CRADL Lab member Erik Trainer has successfully defended his dissertation: Supporting the Development of Trust in Globally Distributed Software Teams with a Tool. Congratulations Erik!
Abstract: Trust plays an important role in collaborations because it creates an environment in which people can openly exchange ideas and information with one another and engineer innovative solutions together with less perceived risk. The rise in globally distributed software development has created an environment in which workers are likely to have less information and lower quality information about their remote colleagues. As such, the likelihood of coordination breakdowns increases. Observers of a breakdown are more likely to erroneously attribute the cause to personal characteristics (dispositional attributions) of the persons involved, rather than characteristics of the situation (situational attributions). Data collected from globally distributed software teams show that such breakdowns can negatively impact trust between the parties involved, as well as the perceived quality of the collaboration.
At the same time, software engineering research has resulted in a rich set of tools for globally distributed software developers. These tools support the smooth flow of work across remote sites by visualizing data extracted from projects. They help developers understand changes made to the system, identify experts, determine the availability of their colleagues, and track the activities of developers on whose code they depend.
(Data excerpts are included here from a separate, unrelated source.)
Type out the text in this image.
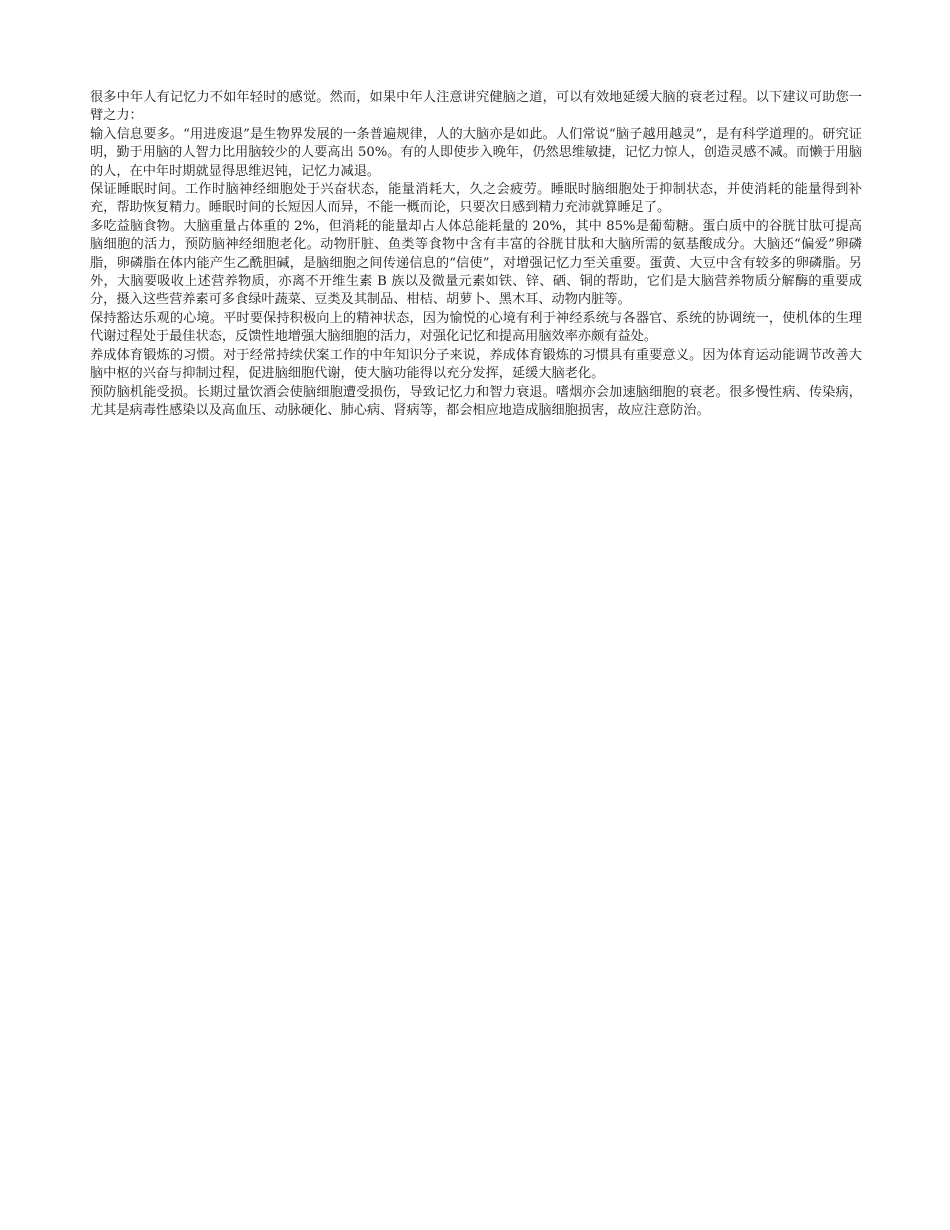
很多中年人有记忆力不如年轻时的感觉。然而，如果中年人注意讲究健脑之道，可以有效地延缓大脑的衰老过程。以下建议可助您一臂之力：

输入信息要多。“用进废退”是生物界发展的一条普遍规律，人的大脑亦是如此。人们常说“脑子越用越灵”，是有科学道理的。研究证明，勤于用脑的人智力比用脑较少的人要高出 50%。有的人即使步入晚年，仍然思维敏捷，记忆力惊人，创造灵感不减。而懒于用脑的人，在中年时期就显得思维迟钝，记忆力减退。

保证睡眠时间。工作时脑神经细胞处于兴奋状态，能量消耗大，久之会疲劳。睡眠时脑细胞处于抑制状态，并使消耗的能量得到补充，帮助恢复精力。睡眠时间的长短因人而异，不能一概而论，只要次日感到精力充沛就算睡足了。

多吃益脑食物。大脑重量占体重的 2%，但消耗的能量却占人体总能耗量的 20%，其中 85%是葡萄糖。蛋白质中的谷胱甘肽可提高脑细胞的活力，预防脑神经细胞老化。动物肝脏、鱼类等食物中含有丰富的谷胱甘肽和大脑所需的氨基酸成分。大脑还“偏爱”卵磷脂，卵磷脂在体内能产生乙酰胆碱，是脑细胞之间传递信息的“信使”，对增强记忆力至关重要。蛋黄、大豆中含有较多的卵磷脂。另外，大脑要吸收上述营养物质，亦离不开维生素 B 族以及微量元素如铁、锌、硒、铜的帮助，它们是大脑营养物质分解酶的重要成分，摄入这些营养素可多食绿叶蔬菜、豆类及其制品、柑桔、胡萝卜、黑木耳、动物内脏等。

保持豁达乐观的心境。平时要保持积极向上的精神状态，因为愉悦的心境有利于神经系统与各器官、系统的协调统一，使机体的生理代谢过程处于最佳状态，反馈性地增强大脑细胞的活力，对强化记忆和提高用脑效率亦颇有益处。

养成体育锻炼的习惯。对于经常持续伏案工作的中年知识分子来说，养成体育锻炼的习惯具有重要意义。因为体育运动能调节改善大脑中枢的兴奋与抑制过程，促进脑细胞代谢，使大脑功能得以充分发挥，延缓大脑老化。

预防脑机能受损。长期过量饮酒会使脑细胞遭受损伤，导致记忆力和智力衰退。嗜烟亦会加速脑细胞的衰老。很多慢性病、传染病，尤其是病毒性感染以及高血压、动脉硬化、肺心病、肾病等，都会相应地造成脑细胞损害，故应注意防治。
Synthesizing literature on trust, tools that support awareness of development activities, and visualization, this dissertation asks whether a tool can usefully support the development of trust in globally distributed teams. It presents the design of a tool called Theseus and two evaluations that assess Theseus’ usefulness. In the first evaluation, Theseus’ interface was analyzed using three usability inspection methods. In the second, Theseus was assessed in a laboratory experiment with 28 graduate students and 12 professional software developers.
The results show Theseus is highly usable and that it has a significant effect on distributed developers’ perceived trustworthiness toward others. Participants quickly became immersed in the information the tool provides. In situational conditions, Theseus resulted in higher perceived trustworthiness and more situational attributions than dispositional ones. These results support the overarching hypothesis of this dissertation and open up interesting areas for future research, especially understanding how collaboration tools can potentially shape distributed software developers’ sense of trust toward one another.